Me impulso hacia arriba, trepando tal como lo hacen los monos, empleando los pies tanto como las manos. Cuando estoy al nivel de la parte superior de la alambrada, me detengo. Podría seguir subiendo para llegar a las barras que se encuentran por encima de la alambrada, pero son demasiado lisas para agarrarme a ellas, y seguramente me resbalaría y caería seis metros hasta el suelo. Tendré que saltar, agarrarme a la alambrada, dar la vuelta, y luego al suelo, todo eso en menos de 1,2 segundos.
La rama en la que estoy agachada es robusta. La agarro con las manos, cierro los ojos, y respiro lo más hondo y lento que puedo. Y escucho.
El tío Paolo ha comprobado la calidad de mis oídos muchas veces, pero yo nunca me había concentrado en escuchar tanto como ahora.
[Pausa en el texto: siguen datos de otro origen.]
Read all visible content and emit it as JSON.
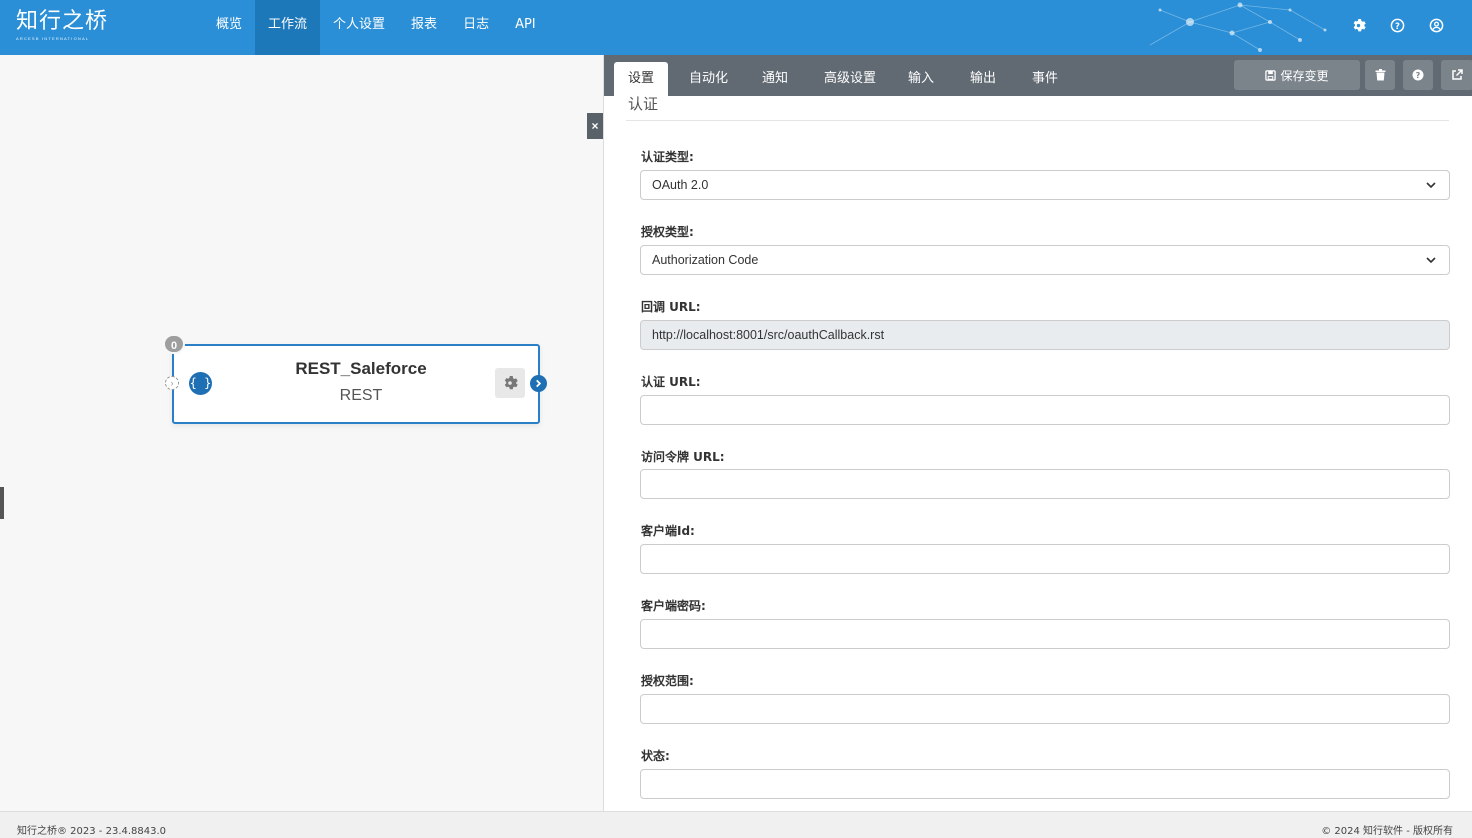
{
  "brand": {
    "name": "知行之桥",
    "tagline": "ARCESB INTERNATIONAL"
  },
  "nav": {
    "items": [
      {
        "label": "概览"
      },
      {
        "label": "工作流",
        "active": true
      },
      {
        "label": "个人设置"
      },
      {
        "label": "报表"
      },
      {
        "label": "日志"
      },
      {
        "label": "API"
      }
    ]
  },
  "header_icons": [
    "gear-icon",
    "help-icon",
    "user-icon"
  ],
  "canvas": {
    "node": {
      "title": "REST_Saleforce",
      "subtitle": "REST",
      "badge": "0",
      "icon_text": "{ }"
    },
    "collapse_label": "×"
  },
  "panel": {
    "tabs": [
      {
        "label": "设置",
        "active": true
      },
      {
        "label": "自动化"
      },
      {
        "label": "通知"
      },
      {
        "label": "高级设置"
      },
      {
        "label": "输入"
      },
      {
        "label": "输出"
      },
      {
        "label": "事件"
      }
    ],
    "actions": {
      "save_label": "保存变更"
    },
    "section_title": "认证",
    "fields": {
      "auth_type": {
        "label": "认证类型:",
        "value": "OAuth 2.0"
      },
      "grant_type": {
        "label": "授权类型:",
        "value": "Authorization Code"
      },
      "callback_url": {
        "label": "回调 URL:",
        "value": "http://localhost:8001/src/oauthCallback.rst"
      },
      "auth_url": {
        "label": "认证 URL:",
        "value": ""
      },
      "token_url": {
        "label": "访问令牌 URL:",
        "value": ""
      },
      "client_id": {
        "label": "客户端Id:",
        "value": ""
      },
      "client_secret": {
        "label": "客户端密码:",
        "value": ""
      },
      "scope": {
        "label": "授权范围:",
        "value": ""
      },
      "state": {
        "label": "状态:",
        "value": ""
      }
    }
  },
  "footer": {
    "left": "知行之桥® 2023 - 23.4.8843.0",
    "right": "© 2024 知行软件 - 版权所有"
  },
  "colors": {
    "header": "#2a8fd6",
    "header_active": "#1c78b9",
    "tabbar": "#616a73",
    "node_border": "#2a7fc7"
  }
}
Descarto todos los sonidos que no me interesan (los chillidos de los monos capuchinos, el viento en las hojas, los latidos de mi propio corazón…) y me concentro en el ruido más sutil de todos: el casi imperceptible sonido de la electricidad al pasar por la valla. Al principio no es más que un monótono zumbido en mi oído, y si muevo mi cabeza solo un centímetro, lo pierdo por completo. Pero cuanto más escucho, más claros llegan los impulsos eléctricos. Zum… zum… zum… Mi mente aprende el patrón: 1,2 segundos, como un reloj.
Abro los ojos pero mis oídos siguen conectados a la valla. Tenso los músculos, preparándome, espero el instante preciso… y salto.